Dante explique ainsi, dans De l’éloquence en langue vulgaire, que, à l’instar de l’âme première, Dieu créa une certaine forme de langage, et quand il dit forme, il veut dire :

‘Je dis “forme” quant au vocable des choses, quant à l’assemblage des vocables et quant à la façon de prononcer les assemblages de mots : “forme”, dis-je, dont userait le langage de tous les êtres parlants, si elle n’eût été détruite et jetée aux vents par la coulpe de l’humaine présomption, comme on montrera plus bas. (…) C’est dans cette forme que parlèrent ses descendants jusqu’à l’édification de la tour de Babel, dont le nom s’interprète : tour de confusion ; cette forme de langage fut donnée par héritage aux fils d’Heber, qui après lui furent nommés Hébreux. Elle resta à ceux-là seuls après la confusion, afin que notre Rédempteur, qui devait naître d’eux selon nature humaine, jouît d’une langue de grâce et non de confusion. Ce parler fut donc l’idiome hébraïque, lequel forgèrent les lèvres du premier parlant. 119

Selon Saint-Augustin, Adam parlait l’hébreu, selon l’anglais John Webb le chinois, et Umberto Eco rappelle que d'autres évoquent encore l’aymara, une langue amérindienne, le sanscrit, l’égyptien, le flamand, le polonais, le suédois, le breton…120. En 1690, des théologiens francophones ont cherché à prouver la proximité entre l’hébreu et le français, et les tenants de l’origine sémitique du français se retrouvent encore dans l’Encyclopédie de Diderot et d’Alembert, puisque l’article « langue » explique que le français est lié par le celtique à l’hébreu. Près d'un siècle avant, Leibniz soutenait, lui, que la langue germanique avait plus de marques d'une langue primitive que l’hébreu lui-même.

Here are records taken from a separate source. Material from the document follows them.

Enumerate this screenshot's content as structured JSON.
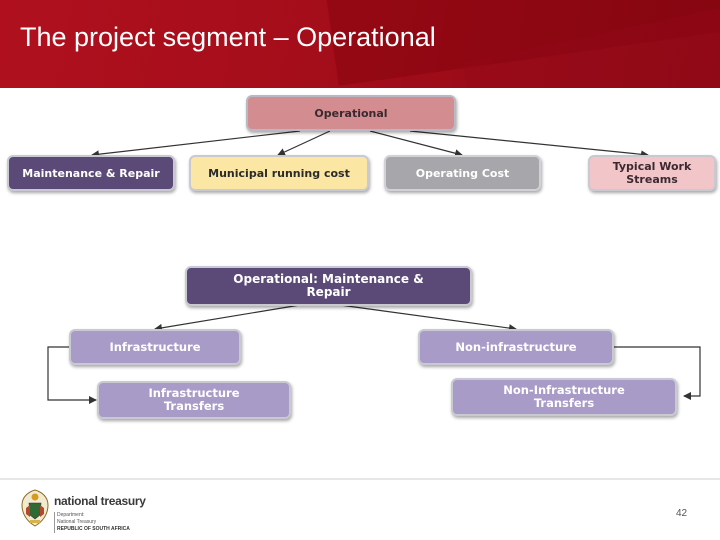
{
  "slide": {
    "title": "The project segment – Operational",
    "page_number": "42"
  },
  "diagram": {
    "top": {
      "root": "Operational",
      "children": [
        "Maintenance & Repair",
        "Municipal running cost",
        "Operating Cost",
        "Typical Work Streams"
      ]
    },
    "bottom": {
      "root": "Operational: Maintenance & Repair",
      "left_child": "Infrastructure",
      "left_transfer": "Infrastructure Transfers",
      "right_child": "Non-infrastructure",
      "right_transfer": "Non-Infrastructure Transfers"
    }
  },
  "footer": {
    "brand_name": "national treasury",
    "department_line1": "Department:",
    "department_line2": "National Treasury",
    "country": "REPUBLIC OF SOUTH AFRICA"
  },
  "colors": {
    "header_red": "#a40d1a",
    "root_pink": "#d38c8f",
    "purple_dark": "#5b4a78",
    "yellow": "#fbe6a4",
    "grey": "#a6a6ab",
    "pink_light": "#f2c6c9",
    "lavender": "#a89bc8"
  }
}
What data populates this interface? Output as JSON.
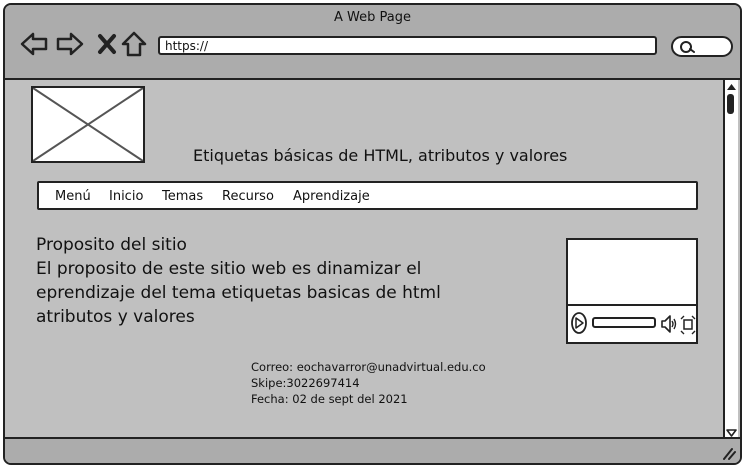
{
  "window": {
    "title": "A Web Page"
  },
  "toolbar": {
    "url": "https://",
    "icons": [
      "back-icon",
      "forward-icon",
      "close-icon",
      "home-icon",
      "search-icon"
    ]
  },
  "header": {
    "heading": "Etiquetas básicas de HTML, atributos y valores",
    "logo_icon": "image-placeholder-icon"
  },
  "menu": {
    "items": [
      {
        "label": "Menú"
      },
      {
        "label": "Inicio"
      },
      {
        "label": "Temas"
      },
      {
        "label": "Recurso"
      },
      {
        "label": "Aprendizaje"
      }
    ]
  },
  "purpose": {
    "title": "Proposito del sitio",
    "lines": [
      "El proposito de este sitio web es dinamizar el",
      "eprendizaje del tema etiquetas basicas de html",
      "atributos y valores"
    ]
  },
  "video": {
    "icons": [
      "play-icon",
      "volume-icon",
      "fullscreen-icon"
    ]
  },
  "contact": {
    "email": "Correo: eochavarror@unadvirtual.edu.co",
    "skype": "Skipe:3022697414",
    "date": "Fecha: 02 de sept del 2021"
  },
  "colors": {
    "chrome": "#acacac",
    "content_bg": "#c0c0c0",
    "outline": "#222222",
    "field_bg": "#ffffff"
  }
}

Butor souligne que, au-delà de considérations chronologiques aussi impossibles que vaines, cette quête de la langue adamique n'a cessé de se manifester au cours de l'Histoire par les diverses tentatives d'instituer une langue comme supérieure aux autres :

‘Le latin de Cicéron, le grec de Platon, l’hébreu de Moïse sont trois moments linguistiques excellents, trois modèles que doit s’efforcer d’égaler le nouveau français, trois outils par l’intermédiaire desquels Dieu s’était manifesté tour à tour plus au moins directement ; et s’il ne s’était point exprimé par une langue naturelle, que tout homme pourrait retrouver au fond de lui-même, que tout sourd de naissance reproduirait spontanément, d’une langue originaire, don direct, dont toutes les autres ne seraient que l’ombre (ce qu’est l’arabe pour les musulmans, puisque le Coran est un texte éternel, divin lui-même dans ses moindre lettres, et l’hébreu pour la Cabale), c’est qu’une telle langue n’existe pas. 121

Dieu, dit Butor, est « langage lui-même », logos, et il aurait en cela donné à l’homme non point ses mots, mais les moyens et la mission d’en inventer : c'est pourquoi il faut considérer les paroles de la Bible non point comme celles de Dieu lui-même, mais comme la traduction de celles-ci dans un langage humain historiquement situé122.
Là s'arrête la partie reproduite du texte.